Kur'an-ı Kerim ve Türkçe Meali Sayfa 316
65. “Ey Musa!” dediler, “Ya sen (asanı) at veya önce atan bizler olalım.”
66. Dedi ki: “Hayır, sizler atın.” Sonra hemen (ne görsün), sihirlerinden dolayı, onların ipleri ve asaları kendisine gerçekten hareket ediyormuş gibi göründü.
67. Musa, bu yüzden kendi içinde bir tür korku duymaya başladı.
68. “Korkma” dedik. “Şüphesiz sen, (evet) üstün gelecek olan sensin.”
69. “Sağ elindekini atıver, onların yaptıklarını yutacaktır; çünkü onların yaptıkları yalnızca bir büyücü hilesidir. Büyücü ise nereye varsa kurtulamaz.”
70. Bunun üzerine büyücüler, secdeye kapandılar: “Harun'un ve Musa'nın Rabbine iman ettik” dediler.
71. (Firavun) Dedi ki: “Ben size izin vermeden önce O'na inandınız, öyle mi? Kuşkusuz o, size büyüyü öğreten büyüğünüzdür. O halde ben de sizin ellerinizi ve ayaklarınızı çapraz olarak keseceğim ve sizi hurma dallarında sallandıracağım. Siz de elbette, hangimizin azabı daha şiddetliymiş ve daha sürekliymiş öğrenmiş olacaksınız.”
72. Dediler ki: “Bize gelen apaçık delillere ve bizi yaratana seni asla tercih edip seçmeyiz. Ne hüküm vereceksen ver. Sen ancak bu dünya hayatına hükmedebilirsin.”
73. “Gerçekten biz Rabbimize günahlarımızı ve bizi kendisine karşı zorlayarak sürüklediğin sihir ile ilgili şeyi (suçumuzu) bağışlasın diye iman ettik. Allah, daha hayırlıdır ve daha süreklidir.”
74. “Şüphesiz kim Rabbine suçlu günahkâr olarak gelirse, mutlaka onun için cehennem vardır.
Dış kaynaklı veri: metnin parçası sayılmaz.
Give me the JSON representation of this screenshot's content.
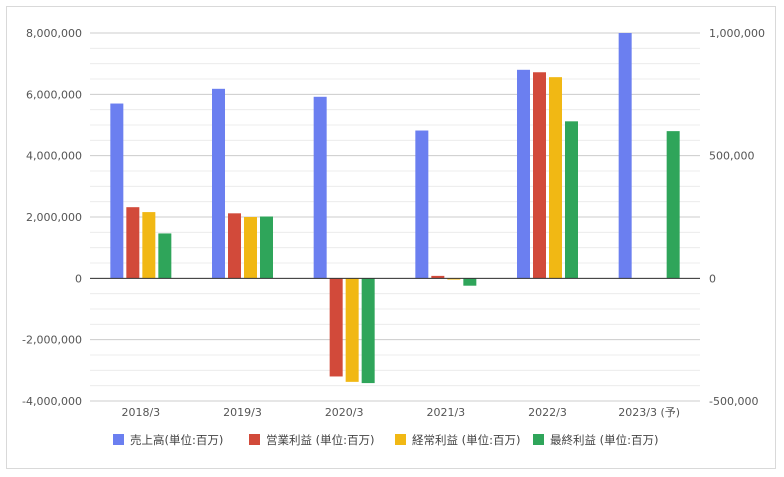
{
  "chart_data": {
    "type": "bar",
    "categories": [
      "2018/3",
      "2019/3",
      "2020/3",
      "2021/3",
      "2022/3",
      "2023/3 (予)"
    ],
    "left_axis": {
      "min": -4000000,
      "max": 8000000,
      "ticks": [
        -4000000,
        -2000000,
        0,
        2000000,
        4000000,
        6000000,
        8000000
      ],
      "tick_labels": [
        "-4,000,000",
        "-2,000,000",
        "0",
        "2,000,000",
        "4,000,000",
        "6,000,000",
        "8,000,000"
      ]
    },
    "right_axis": {
      "min": -500000,
      "max": 1000000,
      "ticks": [
        -500000,
        0,
        500000,
        1000000
      ],
      "tick_labels": [
        "-500,000",
        "0",
        "500,000",
        "1,000,000"
      ]
    },
    "series": [
      {
        "name": "売上高(単位:百万)",
        "axis": "left",
        "color": "#6b7ff0",
        "values": [
          5700000,
          6180000,
          5920000,
          4820000,
          6800000,
          8000000
        ]
      },
      {
        "name": "営業利益 (単位:百万)",
        "axis": "right",
        "color": "#d24a3a",
        "values": [
          290000,
          265000,
          -400000,
          10000,
          840000,
          null
        ]
      },
      {
        "name": "経常利益 (単位:百万)",
        "axis": "right",
        "color": "#f1b814",
        "values": [
          270000,
          250000,
          -422000,
          -5000,
          820000,
          null
        ]
      },
      {
        "name": "最終利益 (単位:百万)",
        "axis": "right",
        "color": "#2fa55a",
        "values": [
          183000,
          252000,
          -427000,
          -30000,
          640000,
          600000
        ]
      }
    ],
    "grid": true,
    "legend_position": "bottom"
  }
}
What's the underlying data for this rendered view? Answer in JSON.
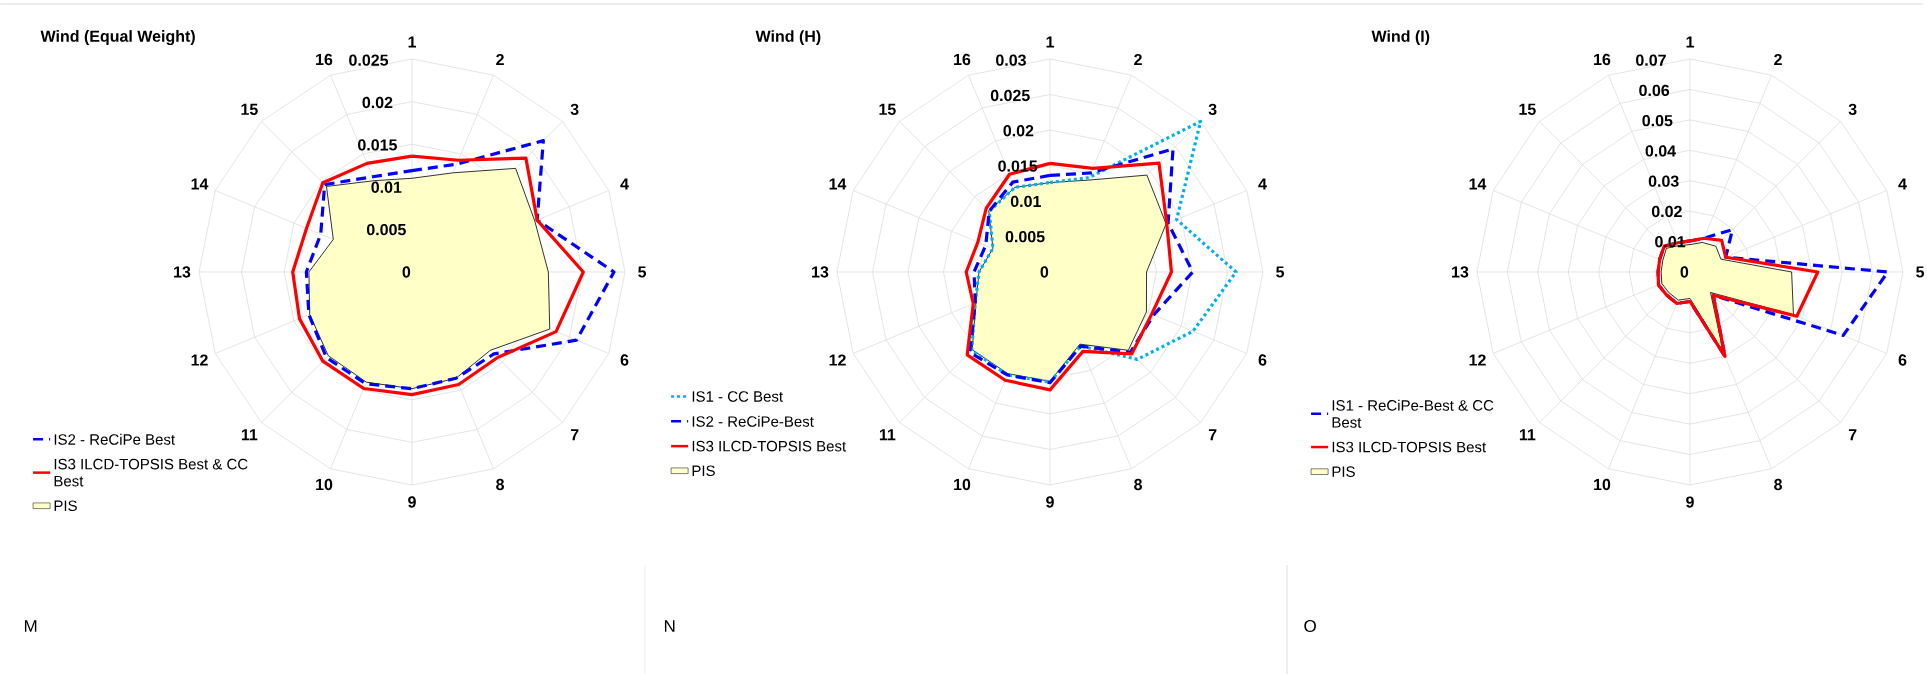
{
  "chart_data": [
    {
      "type": "radar",
      "title": "Wind (Equal Weight)",
      "categories": [
        "1",
        "2",
        "3",
        "4",
        "5",
        "6",
        "7",
        "8",
        "9",
        "10",
        "11",
        "12",
        "13",
        "14",
        "15",
        "16"
      ],
      "ylim": [
        0,
        0.025
      ],
      "yticks": [
        0,
        0.005,
        0.01,
        0.015,
        0.02,
        0.025
      ],
      "grid": true,
      "legend": "bottom left",
      "annotations": [
        "M"
      ],
      "series": [
        {
          "name": "IS2 - ReCiPe Best",
          "color": "#0000ff",
          "line_style": "dashed",
          "values": [
            0.0119,
            0.0137,
            0.0218,
            0.0159,
            0.0237,
            0.0209,
            0.0136,
            0.0135,
            0.0137,
            0.0142,
            0.0142,
            0.0131,
            0.0124,
            0.0116,
            0.0145,
            0.0121
          ]
        },
        {
          "name": "IS3 ILCD-TOPSIS Best & CC Best",
          "color": "#ff0000",
          "line_style": "solid",
          "values": [
            0.0136,
            0.0142,
            0.0189,
            0.0159,
            0.0201,
            0.0183,
            0.0142,
            0.0143,
            0.0144,
            0.0148,
            0.0148,
            0.0143,
            0.014,
            0.0134,
            0.0148,
            0.0138
          ]
        },
        {
          "name": "PIS",
          "type": "area",
          "color": "#ffffc8",
          "values": [
            0.011,
            0.0126,
            0.0172,
            0.0156,
            0.016,
            0.0175,
            0.013,
            0.0135,
            0.0137,
            0.014,
            0.0139,
            0.013,
            0.0121,
            0.01,
            0.0142,
            0.0116
          ]
        }
      ]
    },
    {
      "type": "radar",
      "title": "Wind (H)",
      "categories": [
        "1",
        "2",
        "3",
        "4",
        "5",
        "6",
        "7",
        "8",
        "9",
        "10",
        "11",
        "12",
        "13",
        "14",
        "15",
        "16"
      ],
      "ylim": [
        0,
        0.03
      ],
      "yticks": [
        0,
        0.005,
        0.01,
        0.015,
        0.02,
        0.025,
        0.03
      ],
      "grid": true,
      "legend": "bottom left",
      "annotations": [
        "N"
      ],
      "series": [
        {
          "name": "IS1 - CC Best",
          "color": "#00b0f0",
          "line_style": "dotted",
          "values": [
            0.0126,
            0.0144,
            0.03,
            0.0193,
            0.0262,
            0.0218,
            0.0174,
            0.0113,
            0.0155,
            0.0157,
            0.0156,
            0.0114,
            0.01,
            0.0087,
            0.0121,
            0.0129
          ]
        },
        {
          "name": "IS2 - ReCiPe-Best",
          "color": "#0000ff",
          "line_style": "dashed",
          "values": [
            0.0136,
            0.0151,
            0.0245,
            0.018,
            0.0201,
            0.0158,
            0.016,
            0.0113,
            0.0156,
            0.0157,
            0.016,
            0.0114,
            0.0107,
            0.0098,
            0.0121,
            0.0137
          ]
        },
        {
          "name": "IS3 ILCD-TOPSIS Best",
          "color": "#ff0000",
          "line_style": "solid",
          "values": [
            0.0153,
            0.0158,
            0.0217,
            0.0178,
            0.0171,
            0.0155,
            0.0163,
            0.0121,
            0.0166,
            0.0165,
            0.0165,
            0.0117,
            0.0118,
            0.011,
            0.0127,
            0.0149
          ]
        },
        {
          "name": "PIS",
          "type": "area",
          "color": "#ffffc8",
          "values": [
            0.0126,
            0.014,
            0.0193,
            0.0177,
            0.0136,
            0.0147,
            0.0156,
            0.011,
            0.0154,
            0.0155,
            0.0155,
            0.0113,
            0.01,
            0.0087,
            0.0122,
            0.0129
          ]
        }
      ]
    },
    {
      "type": "radar",
      "title": "Wind (I)",
      "categories": [
        "1",
        "2",
        "3",
        "4",
        "5",
        "6",
        "7",
        "8",
        "9",
        "10",
        "11",
        "12",
        "13",
        "14",
        "15",
        "16"
      ],
      "ylim": [
        0,
        0.07
      ],
      "yticks": [
        0,
        0.01,
        0.02,
        0.03,
        0.04,
        0.05,
        0.06,
        0.07
      ],
      "grid": true,
      "legend": "bottom left",
      "annotations": [
        "O"
      ],
      "series": [
        {
          "name": "IS1 - ReCiPe-Best & CC Best",
          "color": "#0000ff",
          "line_style": "dashed",
          "values": [
            0.0102,
            0.012,
            0.0197,
            0.0127,
            0.065,
            0.0545,
            0.0108,
            0.03,
            0.0097,
            0.0112,
            0.0108,
            0.0112,
            0.0105,
            0.0108,
            0.012,
            0.0104
          ]
        },
        {
          "name": "IS3 ILCD-TOPSIS Best",
          "color": "#ff0000",
          "line_style": "solid",
          "values": [
            0.0102,
            0.012,
            0.0147,
            0.0127,
            0.042,
            0.038,
            0.0108,
            0.03,
            0.0097,
            0.0112,
            0.0108,
            0.0112,
            0.0105,
            0.0108,
            0.012,
            0.0104
          ]
        },
        {
          "name": "PIS",
          "type": "area",
          "color": "#ffffc8",
          "values": [
            0.009,
            0.0105,
            0.012,
            0.011,
            0.0334,
            0.0368,
            0.0095,
            0.029,
            0.0087,
            0.01,
            0.0097,
            0.01,
            0.0095,
            0.0097,
            0.011,
            0.0094
          ]
        }
      ]
    }
  ]
}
Onun içinde ne ölebilir, ne de dirilebilir.”
75. “Kim de O'na iman edip salih amellerde bulunmuş olarak O'na gelirse, işte onlar (var ya), onlar için yüksek dereceler vardır.”
76. “İçlerinde ebedi kalacakları altından ırmaklar akan Adn cennetleri (onlarındır) ve işte bu, arınmış olanın ödülüdür.”